We are planting hundreds of them to evaluate and to add that extra pizzazz to the Fall Flower and Garden Fest that brings in thousands of visitors to see the latest in fall flowers, vegetables and herbs.
We have old-fashioned mums like the Country Girl or Clara Curtis that have reached heirloom status, and hot new varieties like the Belgian mum that offers a rugged nature that surprises many gardeners. We've partnered our mums with lantanas, salvias, coleus, grasses, gaura and dwarf sunflowers.
The Belgian mums come in early-, mid- and late-season, allowing you to design your landscape for maximum blooming potential.
We've planted Savona, an early red selection, as well as Cesaro, one of the most popular yellow varieties. Some of our mid-season selections include Terano Yellow; Frimo, which is white; and Pizarra, a dazzling rusty-red variety. One standout late-season variety we are planting is Sapiro, which is available in both yellow and a richly saturated orange.
Now is a great time to shop for mums at your local garden center. What I like about the Belgian mums are their sturdy branches that almost refuse to break as you transport and then plant them in the landscape or mixed containers.
Choose from those that are blooming to give instant color for parties or game day celebrations. I prefer to select plants with flowers still in tight buds because this allows for maximum bloom in the garden. Another thing I like about the Belgian mums is the sheer number of buds. A Belgian mum in an 8-inch pot likely will have more buds than you can count.
Most gardeners treat their chrysanthemums as annuals, much like they would petunias or marigolds, and there is certainly nothing wrong with this. Mums are pretty much annual for those of us who change out our beds to continually try new plants.

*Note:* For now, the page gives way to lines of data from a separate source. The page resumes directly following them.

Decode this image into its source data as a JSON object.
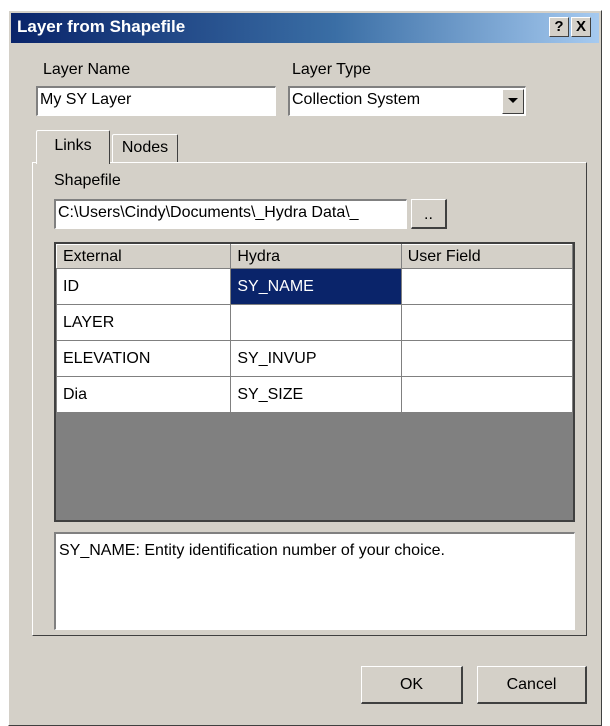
{
  "window": {
    "title": "Layer from Shapefile",
    "help_button": "?",
    "close_button": "X"
  },
  "layer_name": {
    "label": "Layer Name",
    "value": "My SY Layer"
  },
  "layer_type": {
    "label": "Layer Type",
    "value": "Collection System"
  },
  "tabs": [
    {
      "label": "Links",
      "active": true
    },
    {
      "label": "Nodes",
      "active": false
    }
  ],
  "shapefile": {
    "label": "Shapefile",
    "value": "C:\\Users\\Cindy\\Documents\\_Hydra Data\\_",
    "browse_label": ".."
  },
  "grid": {
    "columns": [
      "External",
      "Hydra",
      "User Field"
    ],
    "rows": [
      {
        "external": "ID",
        "hydra": "SY_NAME",
        "user_field": "",
        "selected_column": "hydra"
      },
      {
        "external": "LAYER",
        "hydra": "",
        "user_field": ""
      },
      {
        "external": "ELEVATION",
        "hydra": "SY_INVUP",
        "user_field": ""
      },
      {
        "external": "Dia",
        "hydra": "SY_SIZE",
        "user_field": ""
      }
    ]
  },
  "description": "SY_NAME: Entity identification number of your choice.",
  "buttons": {
    "ok": "OK",
    "cancel": "Cancel"
  },
  "colors": {
    "selection": "#0a246a",
    "face": "#d4d0c8",
    "title_gradient_start": "#0a246a"
  }
}
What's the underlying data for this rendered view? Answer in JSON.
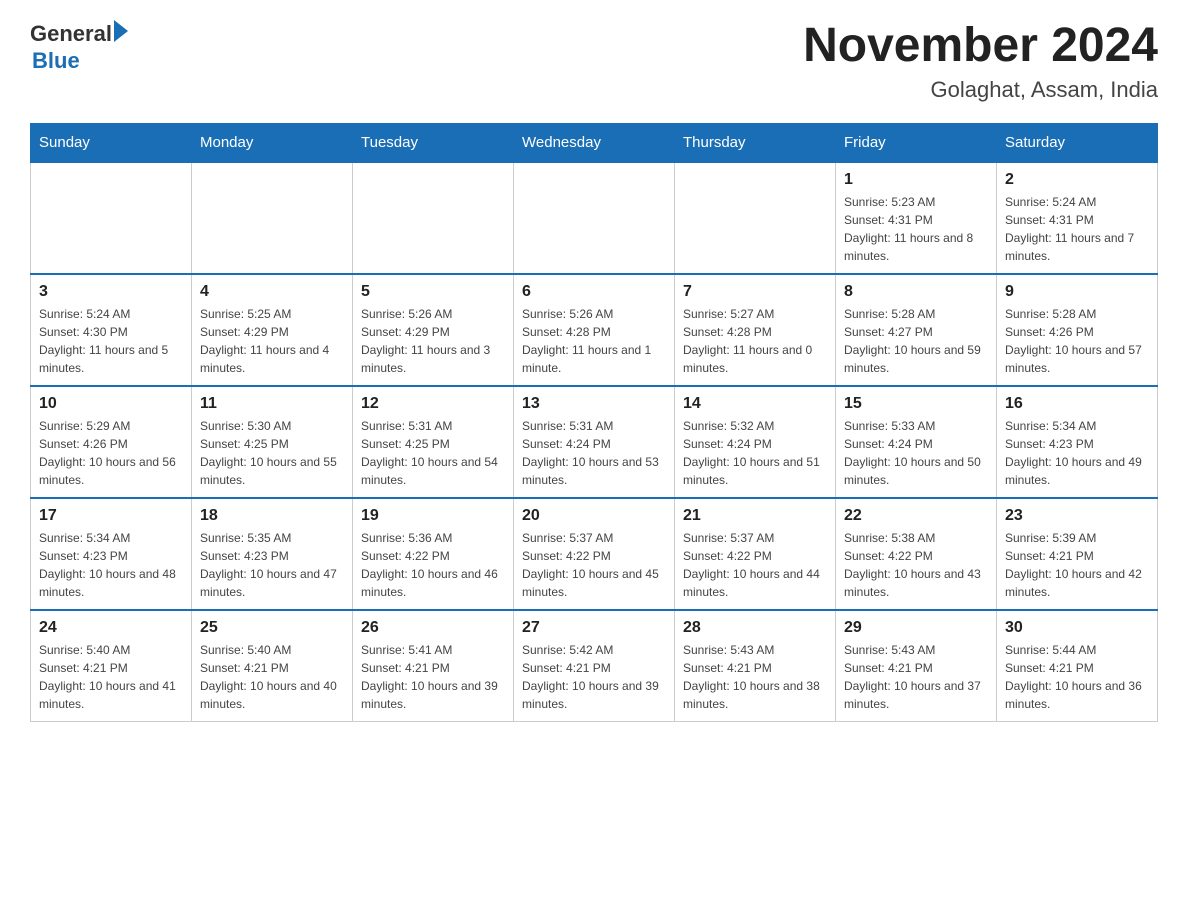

On the other hand, at the Truck Crops Experiment Station we have areas where Country Girl has become established, and these plants are happy in their fifth or sixth season. I like this mum for its large flowers and height that pushes 24 inches.
Soil preparation plays an important role in a mum's ability to be a perennial. We plant all our mums on raised beds where prepared, organic landscape mixes have been incorporated into the topsoil.
If you're planning on putting in some mums at your house, keep light -- or actually, darkness -- in mind. Avoid planting mums under streetlights or floodlights that would create artificially long days and limit blooming.
Regardless of which mum you choose, now is the time to shop. If your garden center has Belgian mums, give them a squeeze and watch how they bounce back, and then start counting buds. You'll find yourself loading up the shopping cart right away.